Já empresas com geração no Sudeste e Sul, principalmente hidrelétricas descontratadas, sairão ganhando, segundo a análise do Bradesco BBI, uma vez que o cenário contribui com o aumento dos preços de energia no longo prazo.

Piora da Cemig e cenário ruim para Engie

Entre as empresas da cobertura do Bradesco BBI, a Cemig pode ter problemas maiores, por ter uma exposição líquida de cerca de 800 MW médios em geração no Nordeste contratada no Sudeste, provavelmente sem hedge, segundo o banco.

Considerando que nas últimas três semanas a diferença entre os preços spot do Nordeste e do Sudeste foi de R$ 285/MWh, em média, a empresa pode perder R$ 100 milhões em Ebitda (sigla em inglês para geração antes de juros, impostos, depreciação e amortização), equivalente a 7% do lucro líquido estimado para o primeiro trimestre de 2025. O Bradesco BBI rebaixou a recomendação das ações da Cemig de neutra para venda, e reduziu o preço-alvo das ações preferenciais de R$ 12 para R$ 11.

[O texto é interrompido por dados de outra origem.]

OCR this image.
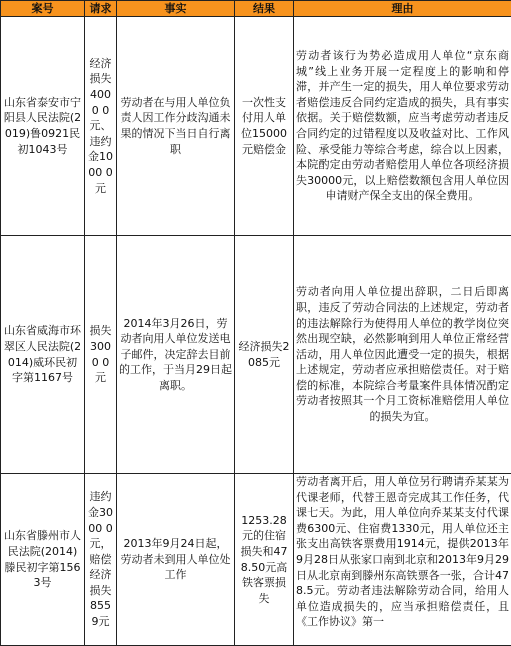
案号	请求	事实	结果	理由
山东省泰安市宁阳县人民法院(2019)鲁0921民初1043号	经济损失4000 0元、违约金1000 0元	劳动者在与用人单位负责人因工作分歧沟通未果的情况下当日自行离职	一次性支付用人单位15000元赔偿金	劳动者该行为势必造成用人单位“京东商城”线上业务开展一定程度上的影响和停滞，并产生一定的损失，用人单位要求劳动者赔偿违反合同约定造成的损失，具有事实依据。关于赔偿数额，应当考虑劳动者违反合同约定的过错程度以及收益对比、工作风险、承受能力等综合考虑，综合以上因素，本院酌定由劳动者赔偿用人单位各项经济损失30000元，以上赔偿数额包含用人单位因申请财产保全支出的保全费用。
山东省威海市环翠区人民法院(2014)威环民初字第1167号	损失3000 0元	2014年3月26日，劳动者向用人单位发送电子邮件，决定辞去目前的工作，于当月29日起离职。	经济损失2085元	劳动者向用人单位提出辞职，二日后即离职，违反了劳动合同法的上述规定，劳动者的违法解除行为使得用人单位的教学岗位突然出现空缺，必然影响到用人单位正常经营活动，用人单位因此遭受一定的损失，根据上述规定，劳动者应承担赔偿责任。对于赔偿的标准，本院综合考量案件具体情况酌定劳动者按照其一个月工资标准赔偿用人单位的损失为宜。
山东省滕州市人民法院(2014)滕民初字第1563号	违约金3000 0元，赔偿经济损失8559元	2013年9月24日起，劳动者未到用人单位处工作	1253.28元的住宿损失和478.50元高铁客票损失	劳动者离开后，用人单位另行聘请乔某某为代课老师，代替王恩奇完成其工作任务，代课七天。为此，用人单位向乔某某支付代课费6300元、住宿费1330元，用人单位还主张支出高铁客票费用1914元，提供2013年9月28日从张家口南到北京和2013年9月29日从北京南到滕州东高铁票各一张，合计478.5元。劳动者违法解除劳动合同，给用人单位造成损失的，应当承担赔偿责任，且《工作协议》第一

O banco não alterou o preço-alvo da Engie, que já tem recomendação de venda, mas destacou no relatório que a empresa está exposta ao risco, por ter 1,4 GW médio de geração no Nordeste, com uma parcela importante vendida no Sudeste, ainda que não se saiba a magnitude. “A agilidade da Engie no trading sugere que eles devem ter mitigado uma porção significativa do risco”, escreveram os analistas.

Também não há uma sinalização sobre os impactos na Auren, que também tem portfólio de geração no Nordeste com exposição ao risco de submercados pela venda no Sudeste.

A expertise da mesa de comercialização de energia da empresa, segundo o Bradesco BBI, indica que medidas para mitigação devem ter sido tomadas. Como o endividamento da Auren está muito alto após a aquisição da AES Brasil ano passado, os analistas alertaram para a necessidade de acompanhar os próximos passos, considerando que há hoje pouco espaço para absorção de uma redução na receita.